Giuffre, one of the women who claims Epstein engaged in human trafficking and sexual assault when they were underage girls, accused Dershowitz in the New York federal lawsuit of making knowingly false and malicious defamatory statements against her.

She claims Dershowitz's statements claiming her legal pursuits of Epstein were based on fabricated details and Dershowitz's flat-out denials that he engaged in sexual acts with her amount to “a desperate barrage of false and increasingly defamatory attacks” on Giuffre.

Dershowitz, who retired as a Harvard law professor in 2013 and has been an attorney in a string of high-profile legal matters, asserted Giuffre has walked into a legal quagmire that will result in significant repercussions.

“This finally gives me an opportunity in court to prove this woman is a perjurer,” he told the New York Law Journal.

The suit is the latest legal clash between Epstein and his allies on one side and a cadre of women who have come out publicly to accuse him and others around him of sexual acts that went far beyond the single state charge of solicitation he pleaded guilty to in 2008.

Giuffre has waged a number of battles with Epstein, Dershowitz and others over her claims she was one of a number of teenage girls lured to Epstein's Palm Beach mansion, only to be sexually abused by Epstein and others.

Dershowitz, Giuffre claims, was one of the others.

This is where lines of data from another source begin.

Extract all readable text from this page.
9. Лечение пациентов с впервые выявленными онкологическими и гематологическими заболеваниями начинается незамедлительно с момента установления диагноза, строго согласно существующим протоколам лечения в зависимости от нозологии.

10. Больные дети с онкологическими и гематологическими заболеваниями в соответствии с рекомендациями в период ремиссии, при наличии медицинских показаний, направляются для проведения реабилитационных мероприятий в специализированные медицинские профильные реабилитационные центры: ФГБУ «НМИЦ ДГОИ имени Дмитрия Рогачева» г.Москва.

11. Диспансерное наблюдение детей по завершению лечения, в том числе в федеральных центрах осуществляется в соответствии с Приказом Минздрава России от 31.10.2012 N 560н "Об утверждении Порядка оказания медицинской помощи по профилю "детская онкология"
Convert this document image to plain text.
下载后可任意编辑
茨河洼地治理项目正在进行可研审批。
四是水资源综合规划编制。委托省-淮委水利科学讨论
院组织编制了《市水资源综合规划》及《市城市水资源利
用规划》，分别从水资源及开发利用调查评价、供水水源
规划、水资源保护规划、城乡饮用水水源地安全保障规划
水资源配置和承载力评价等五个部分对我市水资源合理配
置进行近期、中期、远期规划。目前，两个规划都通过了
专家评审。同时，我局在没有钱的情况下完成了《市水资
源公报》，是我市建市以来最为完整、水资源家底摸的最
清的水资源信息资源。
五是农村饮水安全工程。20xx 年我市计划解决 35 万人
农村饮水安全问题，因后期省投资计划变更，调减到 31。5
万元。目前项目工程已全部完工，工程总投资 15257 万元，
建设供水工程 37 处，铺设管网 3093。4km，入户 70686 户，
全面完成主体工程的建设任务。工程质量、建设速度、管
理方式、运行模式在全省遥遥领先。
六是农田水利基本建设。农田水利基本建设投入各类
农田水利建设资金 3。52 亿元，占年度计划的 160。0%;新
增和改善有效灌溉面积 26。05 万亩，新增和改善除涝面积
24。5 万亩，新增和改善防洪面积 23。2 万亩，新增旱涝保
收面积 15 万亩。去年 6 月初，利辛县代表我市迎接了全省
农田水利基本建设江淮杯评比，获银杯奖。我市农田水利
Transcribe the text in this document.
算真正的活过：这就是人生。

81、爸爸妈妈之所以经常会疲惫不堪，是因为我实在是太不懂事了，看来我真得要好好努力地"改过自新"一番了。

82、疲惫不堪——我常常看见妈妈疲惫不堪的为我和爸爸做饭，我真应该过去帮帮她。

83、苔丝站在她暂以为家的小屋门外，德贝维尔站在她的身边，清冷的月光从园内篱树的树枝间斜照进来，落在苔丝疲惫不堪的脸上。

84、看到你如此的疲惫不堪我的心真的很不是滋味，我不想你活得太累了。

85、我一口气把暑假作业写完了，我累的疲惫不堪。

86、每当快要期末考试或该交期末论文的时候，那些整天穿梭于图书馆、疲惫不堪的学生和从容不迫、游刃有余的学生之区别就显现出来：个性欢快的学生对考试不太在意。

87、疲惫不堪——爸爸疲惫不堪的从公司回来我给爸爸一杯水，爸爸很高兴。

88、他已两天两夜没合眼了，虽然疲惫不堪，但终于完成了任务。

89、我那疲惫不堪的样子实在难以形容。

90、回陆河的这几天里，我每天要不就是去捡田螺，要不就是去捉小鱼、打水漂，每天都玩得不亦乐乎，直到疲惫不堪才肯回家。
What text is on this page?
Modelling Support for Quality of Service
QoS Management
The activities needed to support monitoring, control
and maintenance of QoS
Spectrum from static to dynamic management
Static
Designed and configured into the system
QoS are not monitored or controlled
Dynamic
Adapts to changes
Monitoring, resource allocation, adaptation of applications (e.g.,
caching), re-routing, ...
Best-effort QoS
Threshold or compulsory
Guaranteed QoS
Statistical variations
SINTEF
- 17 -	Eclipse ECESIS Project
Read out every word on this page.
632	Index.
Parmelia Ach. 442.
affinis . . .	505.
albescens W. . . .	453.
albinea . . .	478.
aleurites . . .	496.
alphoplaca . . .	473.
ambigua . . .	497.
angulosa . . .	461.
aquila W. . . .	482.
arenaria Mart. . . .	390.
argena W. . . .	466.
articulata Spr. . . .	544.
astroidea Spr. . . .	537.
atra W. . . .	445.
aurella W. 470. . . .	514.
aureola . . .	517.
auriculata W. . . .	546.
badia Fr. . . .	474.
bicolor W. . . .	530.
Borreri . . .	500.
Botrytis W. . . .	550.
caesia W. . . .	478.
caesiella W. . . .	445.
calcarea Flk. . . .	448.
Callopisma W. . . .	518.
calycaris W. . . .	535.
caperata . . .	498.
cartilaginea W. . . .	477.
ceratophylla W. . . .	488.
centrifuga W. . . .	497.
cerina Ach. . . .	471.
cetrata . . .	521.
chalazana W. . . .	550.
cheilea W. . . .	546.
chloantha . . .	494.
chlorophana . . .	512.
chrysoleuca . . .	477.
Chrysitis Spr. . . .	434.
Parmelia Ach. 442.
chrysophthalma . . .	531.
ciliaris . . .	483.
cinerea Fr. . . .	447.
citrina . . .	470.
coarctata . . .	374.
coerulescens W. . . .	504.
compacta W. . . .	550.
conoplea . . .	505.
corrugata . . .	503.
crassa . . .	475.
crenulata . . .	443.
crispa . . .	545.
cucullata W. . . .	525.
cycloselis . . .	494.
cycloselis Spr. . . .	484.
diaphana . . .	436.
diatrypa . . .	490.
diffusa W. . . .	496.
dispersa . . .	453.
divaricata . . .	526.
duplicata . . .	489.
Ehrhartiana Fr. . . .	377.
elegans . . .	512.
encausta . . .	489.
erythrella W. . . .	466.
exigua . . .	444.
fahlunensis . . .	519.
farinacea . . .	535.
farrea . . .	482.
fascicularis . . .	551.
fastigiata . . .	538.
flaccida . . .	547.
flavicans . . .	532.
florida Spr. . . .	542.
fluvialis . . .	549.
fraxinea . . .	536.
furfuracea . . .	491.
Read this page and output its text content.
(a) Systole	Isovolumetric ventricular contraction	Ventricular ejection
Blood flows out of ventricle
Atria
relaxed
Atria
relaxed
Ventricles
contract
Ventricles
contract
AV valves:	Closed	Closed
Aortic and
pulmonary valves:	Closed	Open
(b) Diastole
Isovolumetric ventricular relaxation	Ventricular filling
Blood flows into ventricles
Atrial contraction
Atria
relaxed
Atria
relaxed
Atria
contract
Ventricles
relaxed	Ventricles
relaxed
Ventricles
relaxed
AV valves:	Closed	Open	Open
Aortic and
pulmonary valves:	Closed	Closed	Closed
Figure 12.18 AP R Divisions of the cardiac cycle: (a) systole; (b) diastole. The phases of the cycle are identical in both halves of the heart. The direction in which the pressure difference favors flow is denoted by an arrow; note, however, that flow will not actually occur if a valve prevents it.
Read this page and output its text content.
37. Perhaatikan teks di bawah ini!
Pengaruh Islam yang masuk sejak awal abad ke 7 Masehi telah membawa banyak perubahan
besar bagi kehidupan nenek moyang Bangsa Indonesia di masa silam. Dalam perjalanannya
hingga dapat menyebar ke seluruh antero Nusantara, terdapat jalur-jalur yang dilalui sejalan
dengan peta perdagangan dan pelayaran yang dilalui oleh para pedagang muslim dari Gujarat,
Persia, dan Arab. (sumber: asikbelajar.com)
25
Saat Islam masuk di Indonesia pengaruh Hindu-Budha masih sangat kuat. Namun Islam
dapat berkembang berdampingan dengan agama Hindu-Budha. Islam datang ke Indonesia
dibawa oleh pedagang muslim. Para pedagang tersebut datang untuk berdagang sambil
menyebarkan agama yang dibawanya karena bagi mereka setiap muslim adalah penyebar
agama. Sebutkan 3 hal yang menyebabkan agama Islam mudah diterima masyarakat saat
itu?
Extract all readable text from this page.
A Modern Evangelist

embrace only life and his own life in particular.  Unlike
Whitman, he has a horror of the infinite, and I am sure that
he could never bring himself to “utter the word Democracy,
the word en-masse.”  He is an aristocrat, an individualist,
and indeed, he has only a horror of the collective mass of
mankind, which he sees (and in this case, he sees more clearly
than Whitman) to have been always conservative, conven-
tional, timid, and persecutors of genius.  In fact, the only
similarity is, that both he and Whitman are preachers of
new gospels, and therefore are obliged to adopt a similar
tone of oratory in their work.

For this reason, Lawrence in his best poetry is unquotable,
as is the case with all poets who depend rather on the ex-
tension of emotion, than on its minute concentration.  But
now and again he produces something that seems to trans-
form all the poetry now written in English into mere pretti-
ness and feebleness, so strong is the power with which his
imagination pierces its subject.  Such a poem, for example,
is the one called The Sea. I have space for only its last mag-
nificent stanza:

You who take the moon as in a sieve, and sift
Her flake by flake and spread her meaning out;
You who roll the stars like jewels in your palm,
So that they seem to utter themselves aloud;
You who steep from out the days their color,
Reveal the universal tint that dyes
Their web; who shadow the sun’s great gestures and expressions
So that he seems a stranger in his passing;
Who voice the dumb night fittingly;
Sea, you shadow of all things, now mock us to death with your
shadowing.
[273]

She claims Epstein required her to be “on call,” and  she was regularly “lent out to others for sexual purposes” over the course of two years. According to her complaint, Giuffre engaged in sexual acts with Dershowitz on multiple occasions, including in Epstein's Manhattan residence.

The long-simmering situation surrounding Epstein came to a head last year when the Miami Herald published a series detailing allegations about by dozens of women and specific allegations leveled against Dershowitz by Giuffre.

Her complaint said a 2014 lawsuit filed on her behalf against Dershowitz is the source of the former professor's assertions that she committed perjury.

According to Giuffre's complaint, Dershowitz asserted her own lawyers didn't believe her claims against him and she intentionally committed perjury as part of an extortion scheme, which ended in an undisclosed settlement.

Since then, Giuffre said Dershowitz has remained on the attack, making public statements questioning her veracity and other unsupported claims.

“Dershowitz has repeatedly publicly claimed that he wanted to have a trial that would determine the facts concerning his conduct,” the complaint states. Dershowitz “now has what he claims to have been looking for.”

In a statement, Boies Schiller Flexner partner Josh Schiller, who represents Giuffre, said Dershowitz needed to address the detailed factual allegations against him “with something more than emotional conclusory denials and ad hominem attacks.”

“Mr. Dershowitz continues his unfortunate pattern of trying to avoid dealing with his own conduct by attacking victims and their lawyers,” Schiller said. “Whether or not that works with the media (I personally don't think it does), that doesn't work in court.”

For his part, Dershowitz reiterated his claim that he has never met Giuffre, and it will be he who provides documentary evidence in court to show she is the one being dishonest. He claimed his filings would provide a counterpoint to each allegation by Giuffre.

Dershowitz said he was still putting together his legal team in the matter.